25 May 2018 has now come and gone and the new EU General Data Protection Regulation (GDPR) is in full effect. Replacing the Data Protection Directive 95/46/EC, the GDPR is designed to standardise data privacy laws across Europe.
The GDPR comes with rigorous new requirements on obtaining consent for processing personal data, with heavy fines being the consequence for non-compliance. The definition of ‘personal data’ has a broader scope than perhaps initially imagined. It is essentially anything that can be used to directly or indirectly identify a living individual. Qualifying personal data extends from a name, photo, email address or bank details to posts on social networking sites, medical information or a computer IP address.
Controlling and minimising data breaches is a key objective of the GDPR – as highlighted in the new directive that all data breaches that “result in a risk for the rights and freedoms of individuals” must be reported within 72 hours of first having become aware of the breach.

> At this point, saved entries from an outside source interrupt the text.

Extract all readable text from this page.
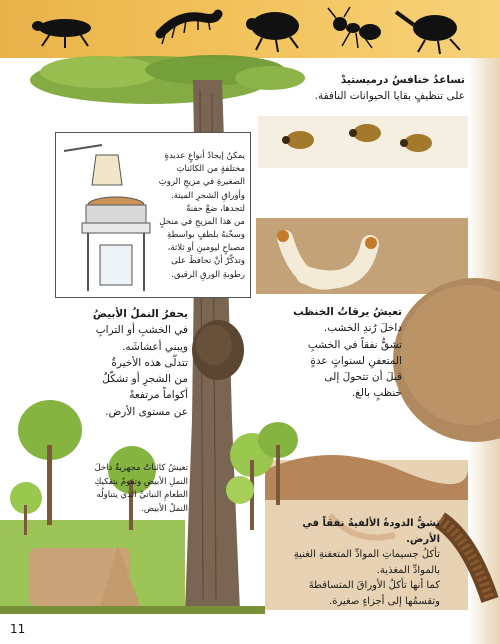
يمكنُ إيجادُ أنواعٍ عديدةٍ
مختلفةٍ من الكائناتِ
الصغيرةِ في مزيجِ الروثِ
وأوراقِ الشجرِ الميتة.
لتجدها، ضعْ حفنةً
من هذا المزيجِ في منخلٍ
وسخّنهُ بلطفٍ بواسطةِ
مصباحٍ ليومينِ أو ثلاثة،
وتذكّرْ أنْ تحافظَ على
رطوبةِ الورقِ الرقيق.
تساعدُ خنافسُ درميستيدْ
على تنظيفٍ بقايا الحيوانات النافقة.
يحفرُ النملُ الأبيضُ
في الخشبِ أو الترابِ
ويبني أعشاشَه.
تتدلّى هذه الأخيرةُ
من الشجرِ أو تشكّلُ
أكواماً مرتفعةً
عن مستوى الأرض.
تعيشُ كائناتٌ مجهريةٌ داخلَ
النملِ الأبيضِ وتقومُ بتفكيكِ
الطعامِ النباتيِّ الذي يتناولُه
النملُ الأبيض.
تعيشُ يرقاتُ الخنظب
داخلَ رُندِ الخشب.
تشقُّ نفقاً في الخشبِ
المتعفنِ لسنواتٍ عدةٍ
قبلَ أن تتحولَ إلى
خنظبٍ بالغ.
تشقُّ الدودةُ الألفيةُ نفقاً في الأرض.
تأكلُ جسيماتِ الموادِّ المتعفنةِ الغنيةِ
بالموادِّ المغذية.
كما أنها تأكلُ الأوراقَ المتساقطةَ
وتقسمُها إلى أجزاءٍ صغيرة.
11
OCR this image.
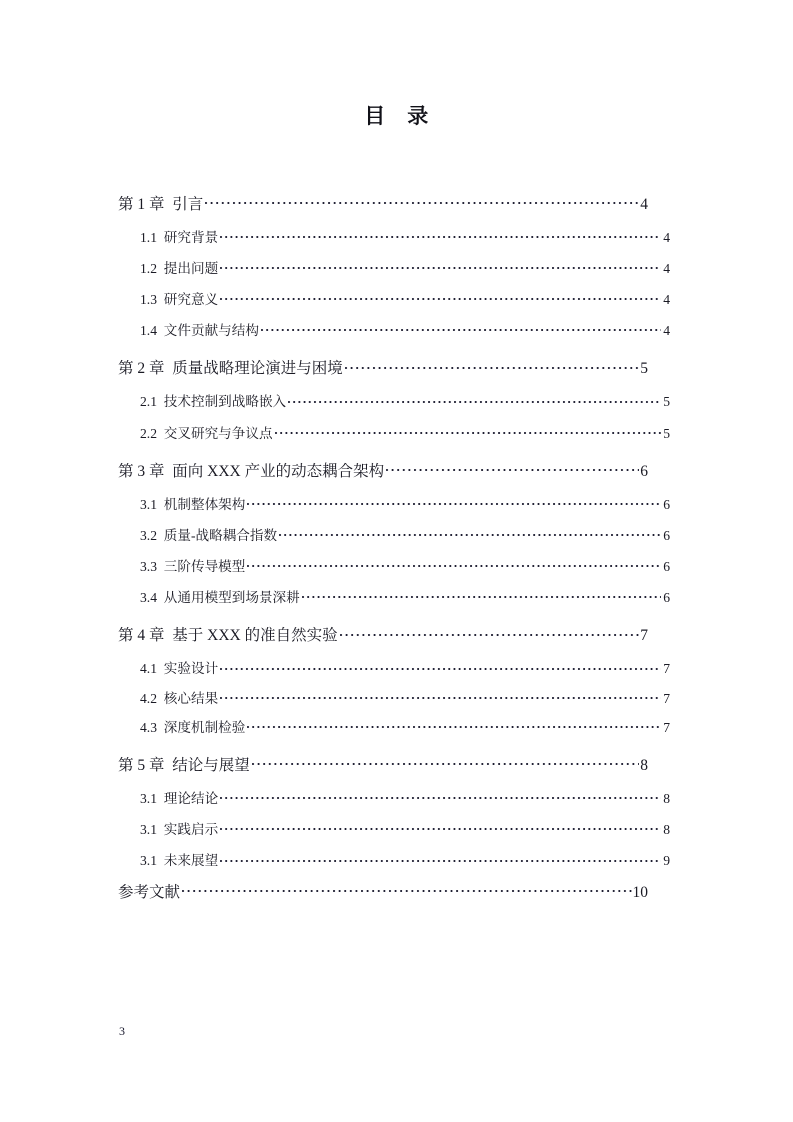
目　录
第 1 章  引言	4
1.1  研究背景	4
1.2  提出问题	4
1.3  研究意义	4
1.4  文件贡献与结构	4
第 2 章  质量战略理论演进与困境	5
2.1  技术控制到战略嵌入	5
2.2  交叉研究与争议点	5
第 3 章  面向 XXX 产业的动态耦合架构	6
3.1  机制整体架构	6
3.2  质量-战略耦合指数	6
3.3  三阶传导模型	6
3.4  从通用模型到场景深耕	6
第 4 章  基于 XXX 的准自然实验	7
4.1  实验设计	7
4.2  核心结果	7
4.3  深度机制检验	7
第 5 章  结论与展望	8
3.1  理论结论	8
3.1  实践启示	8
3.1  未来展望	9
参考文献	10
3
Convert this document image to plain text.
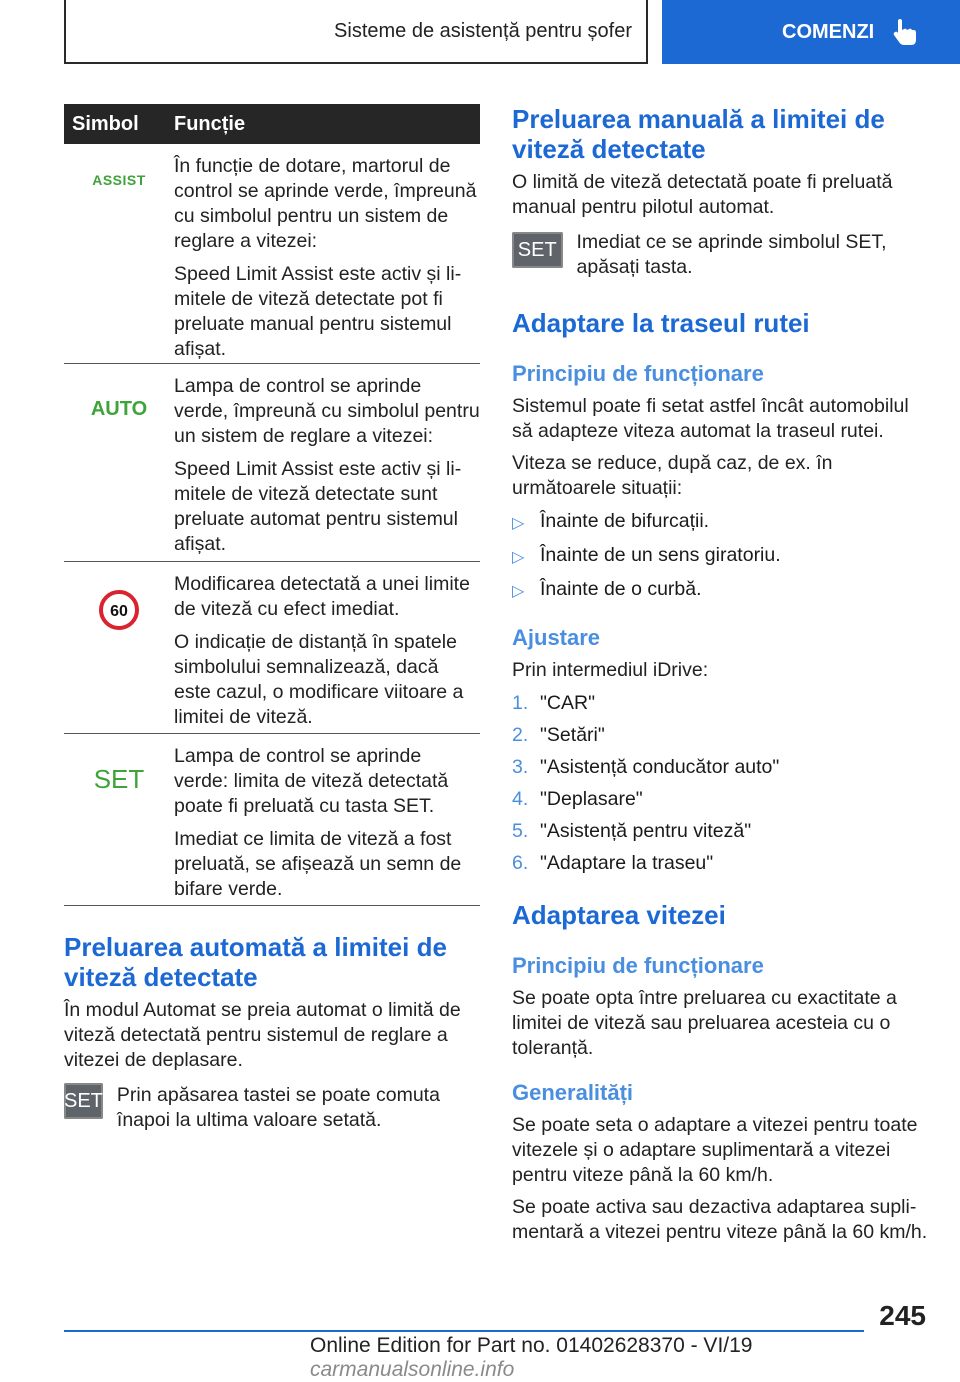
Sisteme de asistență pentru șofer	COMENZI
Simbol	Funcție
ASSIST

În funcție de dotare, martorul de control se aprinde verde, împreună cu simbolul pentru un sistem de reglare a vitezei:

Speed Limit Assist este activ și limitele de viteză detectate pot fi preluate manual pentru sistemul afișat.

AUTO

Lampa de control se aprinde verde, împreună cu simbolul pentru un sistem de reglare a vitezei:

Speed Limit Assist este activ și limitele de viteză detectate sunt preluate automat pentru sistemul afișat.

60

Modificarea detectată a unei limite de viteză cu efect imediat.

O indicație de distanță în spatele simbolului semnalizează, dacă este cazul, o modificare viitoare a limitei de viteză.

SET

Lampa de control se aprinde verde: limita de viteză detectată poate fi preluată cu tasta SET.

Imediat ce limita de viteză a fost preluată, se afișează un semn de bifare verde.

Preluarea automată a limitei de viteză detectate

În modul Automat se preia automat o limită de viteză detectată pentru sistemul de reglare a vitezei de deplasare.

SET Prin apăsarea tastei se poate comuta înapoi la ultima valoare setată.

Preluarea manuală a limitei de viteză detectate

O limită de viteză detectată poate fi preluată manual pentru pilotul automat.

SET Imediat ce se aprinde simbolul SET, apăsați tasta.

Adaptare la traseul rutei
Principiu de funcționare

Sistemul poate fi setat astfel încât automobilul să adapteze viteza automat la traseul rutei.

Viteza se reduce, după caz, de ex. în următoarele situații:

▷ Înainte de bifurcații.
▷ Înainte de un sens giratoriu.
▷ Înainte de o curbă.
Ajustare

Prin intermediul iDrive:

1. "CAR"
2. "Setări"
3. "Asistență conducător auto"
4. "Deplasare"
5. "Asistență pentru viteză"
6. "Adaptare la traseu"
Adaptarea vitezei
Principiu de funcționare

Se poate opta între preluarea cu exactitate a limitei de viteză sau preluarea acesteia cu o toleranță.

Generalități

Se poate seta o adaptare a vitezei pentru toate vitezele și o adaptare suplimentară a vitezei pentru viteze până la 60 km/h.

Se poate activa sau dezactiva adaptarea suplimentară a vitezei pentru viteze până la 60 km/h.

245
Online Edition for Part no. 01402628370 - VI/19 carmanualsonline.info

With such specific conditions around the collection, usage and maintenance of personal data, and the management of security breaches, it is important that organisations fully understand what the GDPR is actually asking of them. It is only with clear and confident knowledge of the new requirements that data and processes can be reviewed and adjusted to avoid fines and maintain customer and stakeholder confidence.

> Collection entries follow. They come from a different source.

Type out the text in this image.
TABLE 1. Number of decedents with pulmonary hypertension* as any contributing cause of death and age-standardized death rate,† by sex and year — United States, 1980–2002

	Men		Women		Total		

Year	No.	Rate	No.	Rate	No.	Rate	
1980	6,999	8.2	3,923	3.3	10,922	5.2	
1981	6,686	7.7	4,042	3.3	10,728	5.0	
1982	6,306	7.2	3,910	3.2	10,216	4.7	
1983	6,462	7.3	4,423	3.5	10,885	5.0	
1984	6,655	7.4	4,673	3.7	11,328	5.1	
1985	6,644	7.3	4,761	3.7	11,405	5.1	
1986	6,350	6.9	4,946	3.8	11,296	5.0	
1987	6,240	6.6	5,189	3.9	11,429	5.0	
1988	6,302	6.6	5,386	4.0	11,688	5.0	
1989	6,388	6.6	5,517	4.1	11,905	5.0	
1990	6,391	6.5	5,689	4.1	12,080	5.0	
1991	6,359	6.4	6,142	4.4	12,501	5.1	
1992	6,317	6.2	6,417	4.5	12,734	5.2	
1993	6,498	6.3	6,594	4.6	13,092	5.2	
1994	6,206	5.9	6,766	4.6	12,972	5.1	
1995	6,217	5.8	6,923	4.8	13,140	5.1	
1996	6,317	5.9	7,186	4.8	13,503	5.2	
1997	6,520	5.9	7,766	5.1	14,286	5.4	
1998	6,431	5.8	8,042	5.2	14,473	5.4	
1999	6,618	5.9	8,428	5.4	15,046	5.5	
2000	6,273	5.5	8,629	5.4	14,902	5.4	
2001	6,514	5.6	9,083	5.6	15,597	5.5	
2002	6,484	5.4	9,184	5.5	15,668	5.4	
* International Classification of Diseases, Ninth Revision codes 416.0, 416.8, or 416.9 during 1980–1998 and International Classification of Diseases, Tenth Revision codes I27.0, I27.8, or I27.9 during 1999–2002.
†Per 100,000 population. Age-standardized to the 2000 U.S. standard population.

GDPR compliance is an ongoing process and should utilise a range of governance, risk and assurance capabilities, technical and data protection skills. Whilst we are not providing specific client services around the GDPR, we have undertaken a full review of our own processes and will share our knowledge and resources where we are able.
With the right consent, proper procedures and ongoing accountability for personal data, organisations can be confident that they are meeting the new GDPR standards.

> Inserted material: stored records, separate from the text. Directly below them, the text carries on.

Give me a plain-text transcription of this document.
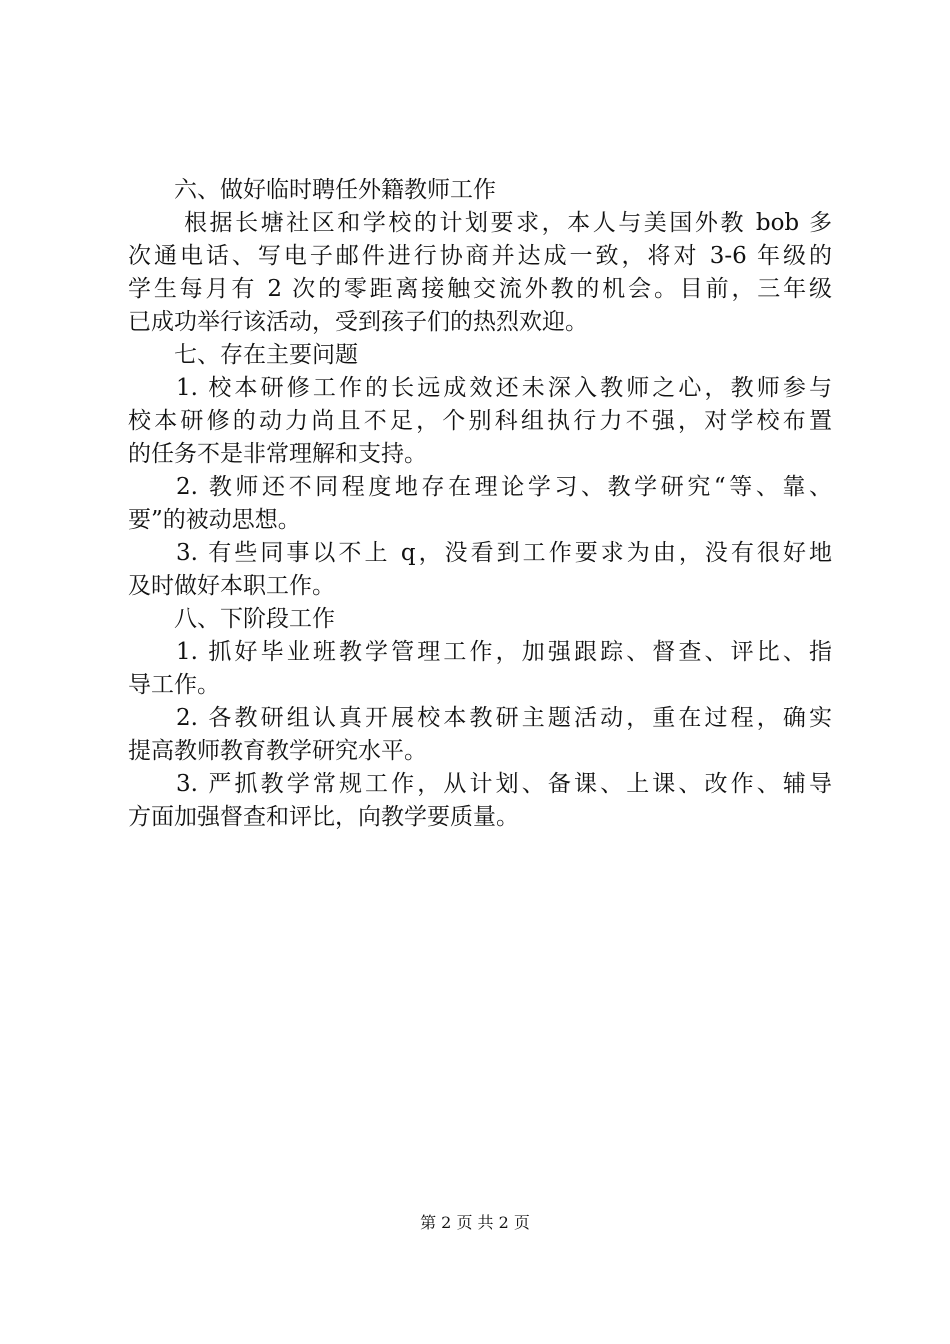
六、做好临时聘任外籍教师工作
根据长塘社区和学校的计划要求，本人与美国外教 bob 多
次通电话、写电子邮件进行协商并达成一致，将对 3-6 年级的
学生每月有 2 次的零距离接触交流外教的机会。目前，三年级
已成功举行该活动，受到孩子们的热烈欢迎。
七、存在主要问题
1. 校本研修工作的长远成效还未深入教师之心，教师参与
校本研修的动力尚且不足，个别科组执行力不强，对学校布置
的任务不是非常理解和支持。
2. 教师还不同程度地存在理论学习、教学研究“等、靠、
要”的被动思想。
3. 有些同事以不上 q，没看到工作要求为由，没有很好地
及时做好本职工作。
八、下阶段工作
1. 抓好毕业班教学管理工作，加强跟踪、督查、评比、指
导工作。
2. 各教研组认真开展校本教研主题活动，重在过程，确实
提高教师教育教学研究水平。
3. 严抓教学常规工作，从计划、备课、上课、改作、辅导
方面加强督查和评比，向教学要质量。
第 2 页 共 2 页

Educate senior management and employees on the changes that the GDPR has introduced and how this impacts the way personal data is processed within an organisation.
Assure the right procedures are in place by reviewing personal data held, how it is stored and who has access to it.
Identify the data that is being processed on the basis of consent and ensure there is a right to withdraw – question if this meets the new GDPR standard.
Create risk, policy and procedure environments that ensure a business is able to operate effectively whilst still remaining compliant.
Manage GDPR objectives and continue to update a plan of action that is appropriate and that can be realistically maintained.